The man’s face was thin, with a high-bridged nose and high-ridged cheekbones. Cuf had seen other black men with that same look. It meant their people came from a particular part of Africa, a particular tribe. He didn’t know where in Africa, or what the tribe was called. Neither did the man. All their history, who they were, where they came from, had been stolen from them.

The redcoat sitting at the table was holding a cloth to his nose, as if black sweat stank different from his own. And the black men were ready to accept that. Anything, long as they could get back what belonged to them. Never mind if it was the English Royal African Company first loaded their people on the Guinea ships, yoked and chained like cattle.
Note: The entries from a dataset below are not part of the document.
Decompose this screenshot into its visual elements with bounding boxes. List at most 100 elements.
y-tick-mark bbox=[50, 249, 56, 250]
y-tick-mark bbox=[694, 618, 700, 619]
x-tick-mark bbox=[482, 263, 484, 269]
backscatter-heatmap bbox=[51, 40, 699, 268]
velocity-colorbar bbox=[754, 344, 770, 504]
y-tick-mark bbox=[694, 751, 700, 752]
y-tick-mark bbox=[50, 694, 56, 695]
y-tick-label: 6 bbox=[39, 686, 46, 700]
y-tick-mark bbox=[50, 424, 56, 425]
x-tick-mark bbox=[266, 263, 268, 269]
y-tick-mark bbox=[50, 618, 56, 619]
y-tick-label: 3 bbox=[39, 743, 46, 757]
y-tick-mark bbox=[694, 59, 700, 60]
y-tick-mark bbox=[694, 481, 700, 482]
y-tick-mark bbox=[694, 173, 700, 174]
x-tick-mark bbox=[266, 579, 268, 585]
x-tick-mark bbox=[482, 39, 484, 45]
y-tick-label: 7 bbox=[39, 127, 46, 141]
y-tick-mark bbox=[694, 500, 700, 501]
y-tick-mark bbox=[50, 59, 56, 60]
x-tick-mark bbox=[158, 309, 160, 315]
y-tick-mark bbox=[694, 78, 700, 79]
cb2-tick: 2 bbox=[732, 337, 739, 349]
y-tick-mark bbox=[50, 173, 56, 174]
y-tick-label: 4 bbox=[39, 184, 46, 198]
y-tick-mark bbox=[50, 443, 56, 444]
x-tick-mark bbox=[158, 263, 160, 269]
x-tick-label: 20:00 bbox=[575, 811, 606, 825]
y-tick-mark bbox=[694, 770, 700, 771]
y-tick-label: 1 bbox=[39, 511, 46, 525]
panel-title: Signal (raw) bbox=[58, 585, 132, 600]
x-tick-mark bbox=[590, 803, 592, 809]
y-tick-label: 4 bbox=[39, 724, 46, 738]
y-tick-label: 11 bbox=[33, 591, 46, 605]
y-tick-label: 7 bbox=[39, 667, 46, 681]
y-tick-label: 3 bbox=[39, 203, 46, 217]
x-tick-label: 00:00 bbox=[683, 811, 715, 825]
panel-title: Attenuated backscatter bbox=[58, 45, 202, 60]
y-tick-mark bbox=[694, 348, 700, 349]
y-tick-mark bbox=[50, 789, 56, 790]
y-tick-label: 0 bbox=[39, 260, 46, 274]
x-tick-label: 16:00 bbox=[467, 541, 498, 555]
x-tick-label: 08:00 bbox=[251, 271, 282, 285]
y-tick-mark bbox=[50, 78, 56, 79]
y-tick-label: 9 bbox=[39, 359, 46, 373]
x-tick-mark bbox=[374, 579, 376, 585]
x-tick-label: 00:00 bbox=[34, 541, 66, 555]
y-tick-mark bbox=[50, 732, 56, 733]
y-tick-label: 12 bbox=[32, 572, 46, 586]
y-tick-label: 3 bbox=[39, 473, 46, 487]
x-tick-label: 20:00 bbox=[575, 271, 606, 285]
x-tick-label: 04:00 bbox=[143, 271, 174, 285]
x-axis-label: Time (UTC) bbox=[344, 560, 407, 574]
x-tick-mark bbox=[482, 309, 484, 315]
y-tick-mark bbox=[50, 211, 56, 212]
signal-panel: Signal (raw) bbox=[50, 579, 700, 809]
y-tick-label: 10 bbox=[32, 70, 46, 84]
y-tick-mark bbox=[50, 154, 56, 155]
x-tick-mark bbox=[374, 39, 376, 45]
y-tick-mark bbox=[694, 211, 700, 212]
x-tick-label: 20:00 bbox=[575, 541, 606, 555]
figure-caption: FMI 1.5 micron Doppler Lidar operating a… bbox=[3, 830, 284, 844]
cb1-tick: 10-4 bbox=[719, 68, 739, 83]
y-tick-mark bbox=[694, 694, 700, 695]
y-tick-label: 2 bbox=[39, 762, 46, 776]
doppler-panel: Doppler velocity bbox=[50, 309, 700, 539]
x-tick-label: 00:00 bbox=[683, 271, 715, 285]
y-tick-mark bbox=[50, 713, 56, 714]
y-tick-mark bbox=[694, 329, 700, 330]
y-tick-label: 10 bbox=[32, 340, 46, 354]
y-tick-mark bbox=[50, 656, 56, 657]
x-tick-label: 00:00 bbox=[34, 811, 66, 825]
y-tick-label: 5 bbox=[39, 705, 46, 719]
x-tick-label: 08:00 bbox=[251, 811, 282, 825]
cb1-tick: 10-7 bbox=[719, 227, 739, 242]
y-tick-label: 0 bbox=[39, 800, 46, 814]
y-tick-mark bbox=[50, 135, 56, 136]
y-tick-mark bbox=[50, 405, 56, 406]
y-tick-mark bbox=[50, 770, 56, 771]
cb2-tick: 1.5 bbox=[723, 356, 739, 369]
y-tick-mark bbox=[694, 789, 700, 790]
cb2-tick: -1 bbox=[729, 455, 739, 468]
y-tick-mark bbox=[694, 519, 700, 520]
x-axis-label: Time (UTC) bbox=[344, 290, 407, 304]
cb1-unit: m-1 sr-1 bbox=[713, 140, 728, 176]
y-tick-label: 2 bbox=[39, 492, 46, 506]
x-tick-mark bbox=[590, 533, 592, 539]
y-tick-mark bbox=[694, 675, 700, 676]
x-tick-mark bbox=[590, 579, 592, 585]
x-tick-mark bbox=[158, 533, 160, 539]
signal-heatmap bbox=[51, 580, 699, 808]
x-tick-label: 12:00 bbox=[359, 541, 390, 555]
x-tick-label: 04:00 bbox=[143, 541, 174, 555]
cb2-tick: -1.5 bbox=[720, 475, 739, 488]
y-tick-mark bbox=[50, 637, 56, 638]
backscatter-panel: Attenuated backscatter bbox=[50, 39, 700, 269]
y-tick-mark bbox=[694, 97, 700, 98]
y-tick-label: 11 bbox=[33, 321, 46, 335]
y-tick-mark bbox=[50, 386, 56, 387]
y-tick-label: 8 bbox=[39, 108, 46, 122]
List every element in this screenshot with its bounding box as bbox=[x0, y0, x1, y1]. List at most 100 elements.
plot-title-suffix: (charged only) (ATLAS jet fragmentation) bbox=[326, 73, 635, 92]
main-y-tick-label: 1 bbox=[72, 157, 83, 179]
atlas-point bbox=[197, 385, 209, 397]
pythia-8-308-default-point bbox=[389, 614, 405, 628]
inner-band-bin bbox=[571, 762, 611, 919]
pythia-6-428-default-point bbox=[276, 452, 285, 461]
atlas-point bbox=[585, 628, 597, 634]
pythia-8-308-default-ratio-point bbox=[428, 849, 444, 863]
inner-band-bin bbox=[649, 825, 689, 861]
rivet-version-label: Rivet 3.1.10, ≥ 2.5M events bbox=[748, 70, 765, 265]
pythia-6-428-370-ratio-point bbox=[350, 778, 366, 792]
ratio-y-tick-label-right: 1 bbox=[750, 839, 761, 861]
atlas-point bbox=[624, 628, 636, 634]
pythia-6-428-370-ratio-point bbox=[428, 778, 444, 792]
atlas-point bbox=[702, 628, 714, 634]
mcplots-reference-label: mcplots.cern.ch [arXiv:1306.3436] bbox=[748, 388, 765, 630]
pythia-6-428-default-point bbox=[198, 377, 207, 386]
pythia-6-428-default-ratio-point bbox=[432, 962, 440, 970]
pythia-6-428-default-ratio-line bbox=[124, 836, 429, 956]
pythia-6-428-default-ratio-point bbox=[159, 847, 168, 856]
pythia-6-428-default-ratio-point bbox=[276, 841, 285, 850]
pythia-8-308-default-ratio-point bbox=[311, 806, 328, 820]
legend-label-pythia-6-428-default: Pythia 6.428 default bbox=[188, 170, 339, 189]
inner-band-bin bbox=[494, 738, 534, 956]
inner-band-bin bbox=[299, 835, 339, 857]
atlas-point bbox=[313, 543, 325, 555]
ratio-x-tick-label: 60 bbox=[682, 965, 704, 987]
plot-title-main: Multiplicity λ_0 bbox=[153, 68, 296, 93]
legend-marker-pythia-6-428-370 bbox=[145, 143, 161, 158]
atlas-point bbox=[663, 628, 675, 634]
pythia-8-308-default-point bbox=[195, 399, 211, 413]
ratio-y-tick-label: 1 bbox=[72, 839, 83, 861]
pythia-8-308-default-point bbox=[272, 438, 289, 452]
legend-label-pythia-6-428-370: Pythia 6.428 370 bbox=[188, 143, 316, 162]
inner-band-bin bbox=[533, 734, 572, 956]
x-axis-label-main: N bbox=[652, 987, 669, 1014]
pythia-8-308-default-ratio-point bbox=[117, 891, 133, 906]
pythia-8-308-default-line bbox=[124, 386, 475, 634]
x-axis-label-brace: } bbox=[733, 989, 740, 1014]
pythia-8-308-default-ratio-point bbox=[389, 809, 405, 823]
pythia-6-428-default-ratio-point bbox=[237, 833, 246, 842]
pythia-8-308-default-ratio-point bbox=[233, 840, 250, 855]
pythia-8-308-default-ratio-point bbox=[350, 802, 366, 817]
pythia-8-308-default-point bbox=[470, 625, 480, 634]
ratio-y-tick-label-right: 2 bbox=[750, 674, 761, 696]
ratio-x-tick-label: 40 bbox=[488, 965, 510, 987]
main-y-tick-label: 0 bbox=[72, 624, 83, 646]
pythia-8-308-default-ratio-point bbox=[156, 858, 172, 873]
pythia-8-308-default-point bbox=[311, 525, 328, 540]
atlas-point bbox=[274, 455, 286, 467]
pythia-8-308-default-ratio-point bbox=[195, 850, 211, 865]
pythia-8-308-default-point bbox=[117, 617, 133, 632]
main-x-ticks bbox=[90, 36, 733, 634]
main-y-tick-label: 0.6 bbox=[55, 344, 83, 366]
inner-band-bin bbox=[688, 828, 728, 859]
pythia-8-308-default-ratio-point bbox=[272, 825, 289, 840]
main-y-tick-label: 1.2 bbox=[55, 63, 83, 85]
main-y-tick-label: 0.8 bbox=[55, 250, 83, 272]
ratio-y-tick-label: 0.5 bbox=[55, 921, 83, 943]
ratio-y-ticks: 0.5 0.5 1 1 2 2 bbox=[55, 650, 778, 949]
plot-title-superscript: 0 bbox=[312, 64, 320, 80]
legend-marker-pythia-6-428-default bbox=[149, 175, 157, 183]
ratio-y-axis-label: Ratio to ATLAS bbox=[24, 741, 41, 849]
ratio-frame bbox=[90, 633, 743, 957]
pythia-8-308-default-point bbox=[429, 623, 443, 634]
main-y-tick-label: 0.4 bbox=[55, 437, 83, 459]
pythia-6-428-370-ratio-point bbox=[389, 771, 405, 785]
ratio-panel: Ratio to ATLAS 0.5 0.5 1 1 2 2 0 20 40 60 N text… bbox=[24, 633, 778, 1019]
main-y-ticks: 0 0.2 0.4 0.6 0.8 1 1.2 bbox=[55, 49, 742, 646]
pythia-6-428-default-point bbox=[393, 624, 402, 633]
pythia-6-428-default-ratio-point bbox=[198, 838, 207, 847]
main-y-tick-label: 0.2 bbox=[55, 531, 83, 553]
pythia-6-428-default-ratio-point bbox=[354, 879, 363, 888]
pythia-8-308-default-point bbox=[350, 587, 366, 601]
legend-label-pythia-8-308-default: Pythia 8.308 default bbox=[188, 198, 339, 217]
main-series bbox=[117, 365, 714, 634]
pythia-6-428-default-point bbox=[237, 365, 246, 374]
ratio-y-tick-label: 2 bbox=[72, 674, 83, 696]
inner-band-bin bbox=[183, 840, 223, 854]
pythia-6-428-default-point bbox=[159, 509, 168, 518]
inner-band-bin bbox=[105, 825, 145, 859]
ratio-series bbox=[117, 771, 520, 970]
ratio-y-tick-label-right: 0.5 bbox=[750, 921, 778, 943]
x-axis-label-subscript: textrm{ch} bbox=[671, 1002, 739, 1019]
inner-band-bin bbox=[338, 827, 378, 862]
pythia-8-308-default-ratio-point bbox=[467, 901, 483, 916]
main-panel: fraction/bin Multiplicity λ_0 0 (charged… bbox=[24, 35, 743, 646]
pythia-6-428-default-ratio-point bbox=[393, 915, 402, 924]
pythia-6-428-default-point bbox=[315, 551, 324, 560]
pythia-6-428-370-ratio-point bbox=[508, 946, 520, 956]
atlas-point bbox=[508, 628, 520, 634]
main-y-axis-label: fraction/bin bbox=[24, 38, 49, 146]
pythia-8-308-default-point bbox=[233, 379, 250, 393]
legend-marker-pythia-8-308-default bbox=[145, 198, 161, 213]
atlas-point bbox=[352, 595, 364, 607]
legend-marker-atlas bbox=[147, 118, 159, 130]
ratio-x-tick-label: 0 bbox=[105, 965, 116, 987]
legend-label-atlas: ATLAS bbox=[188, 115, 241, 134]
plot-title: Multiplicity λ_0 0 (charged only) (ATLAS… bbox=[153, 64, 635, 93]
In August 1776, the British were promising to make black men free. “You sure it’s true?” Cuf asked again.

The other man nodded. “It be a promise. Any slave as comes and fights for the King, soon as the rebellion’s put down, he be free.”

“What about that Declaration everyone was shouting about last month?” Cuf demanded. “You heard what it says?”

“I heard.”

“So?”

“So it don’t say nothin’ ’bout the slaves bein’ free, does it?” the thin-faced man said. “Way I sees it, that be a white man’s freedom Declaration. Negro man, he be best helped by these English soldiers right here.”

“What happens if the rebels win?”

The other man chuckled. “Ye ain’t seen much o’ this here Staten Island, has ye? There be thousands of redcoats dug in over here. Redcoats springin’ out o’ the ground like stalks of corn. Rebels ain’t gonna win.”

They’d moved ahead while they spoke. Cuf’s companion was next, and Cuf right after, unless he found another way to delay. The milling crowd offered plenty of opportunities to fall back and let someone else take his place. Except that just then a second red-coated clerk sat down beside the first. He glanced up at Cuf. “Runaway slave?”

Nothing for it now. “Aye, sir, I be that.” Hanging his head, using the speech that was expected of him.

“What’s your name?”

“Cuffee, master.”

“Who owns you?”

“Nobody.” Softly, looking directly into the soldier’s eyes. “Nobody owns me. I took my freedom.”

The soldier shrugged and put a crumpled cloth to his nose. “Put your mark right here.” He shoved a paper in Cuf’s direction. “Soon as the rebellion’s over you’ll be a legally free man. General Howe’s word on it.”

Cuf hesitated. The soldier held out a quill. Cuf took it and leaned down. Resisting the urge to write his name with a flourish, he marked an “X” on the document.